Amelia salía de casa camino al mercado, como cada domingo con su madre y su hermana menor. Siempre disfrutaba de esos paseos, jugando con su hermana. Veía señales con forma de «cara», piedras redondas como pelotas de fútbol y charcos inmensos como piscinas.
El mercado era un mar de toldos de colores. Tonos vívidos por todas partes, gente en tropel, un calor pegajoso y un barullo incesante que lo envolvía todo. Pero eso no importaba cuando estaba con su familia. Su madre solía comprar mucha verdura; con ella se podían hacer guisos, purés, ensaladas… Era la mejor forma de ahorrar, pues la abundancia no era parte de su vida.

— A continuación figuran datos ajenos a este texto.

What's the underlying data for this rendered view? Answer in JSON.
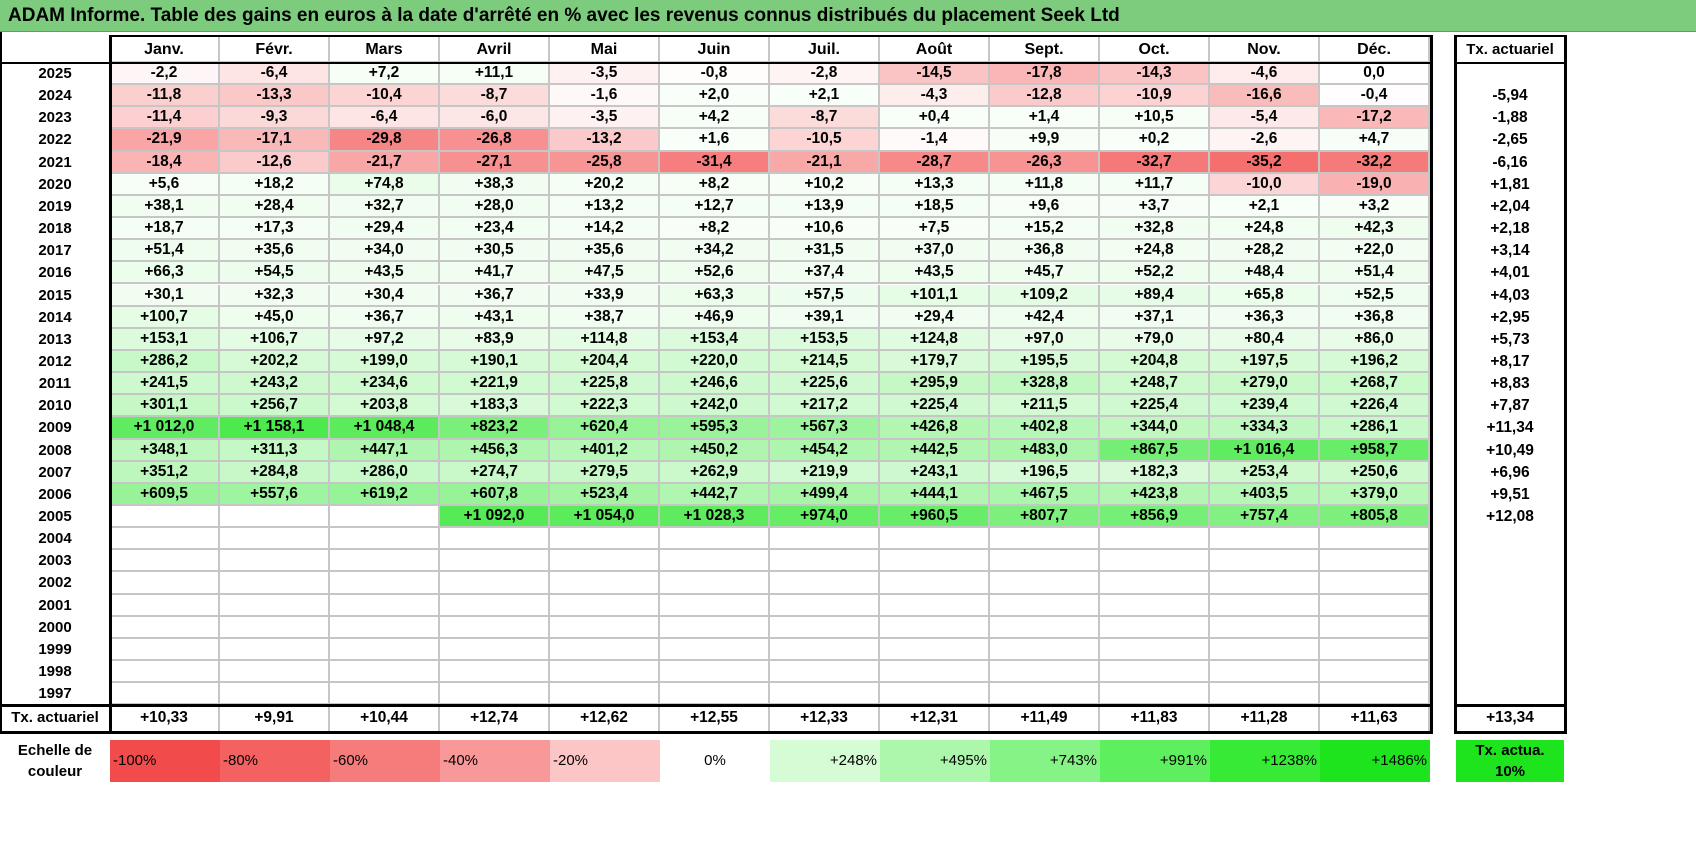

Pasaron las horas y en el horizonte aparecieron nubes negras. El cielo azul se tornó de un gris amargo, y el sol comenzó a ocultarse. Había que regresar a casa antes de que la lluvia las atrapara. Apresuraron el paso. Su madre tomó un atajo por un callejón desconocido. Amalia y su hermana se aferraron a su vestido, inquietas, mientras avanzaban por el angosto camino.
—Por aquí llegaremos antes —dijo su madre, con voz tranquila.
Apenas divisaban la salida cuando una voz grave sonó a sus espaldas. Ignoraron el llamado y siguieron caminando, pero de repente un hombre agarró a su madre del brazo.
—¡Deme todo lo que lleve, rápido! —exigió, apuntándola con una pistola.
—No tengo nada, se lo juro. Lo he gastado todo en el mercado —respondió ella, forcejeando.
—¡Mentira! ¡Deme el dinero ya!
El miedo paralizó a Amelia. Su madre logró soltarse y corrió, pero un estallido hueco retumbó en el callejón. Un pitido ensordecedor recorrió la cabeza de la niña. Su cabello se humedeció, y un río de sangre brotó ante sus ojos. No había sonido, solo un silencio abrumador.
Miró sus manos, a su hermana, al cielo… No entendía qué estaba pasando. Amelia sentía un dolor profundo, no físico, una sensación que la despojaba de su ser y la sumía en un abismo de realidad cruel.
Una parte en su interior se quebró, engullida por la fría lluvia. Algo que jamás volvería a ser igual.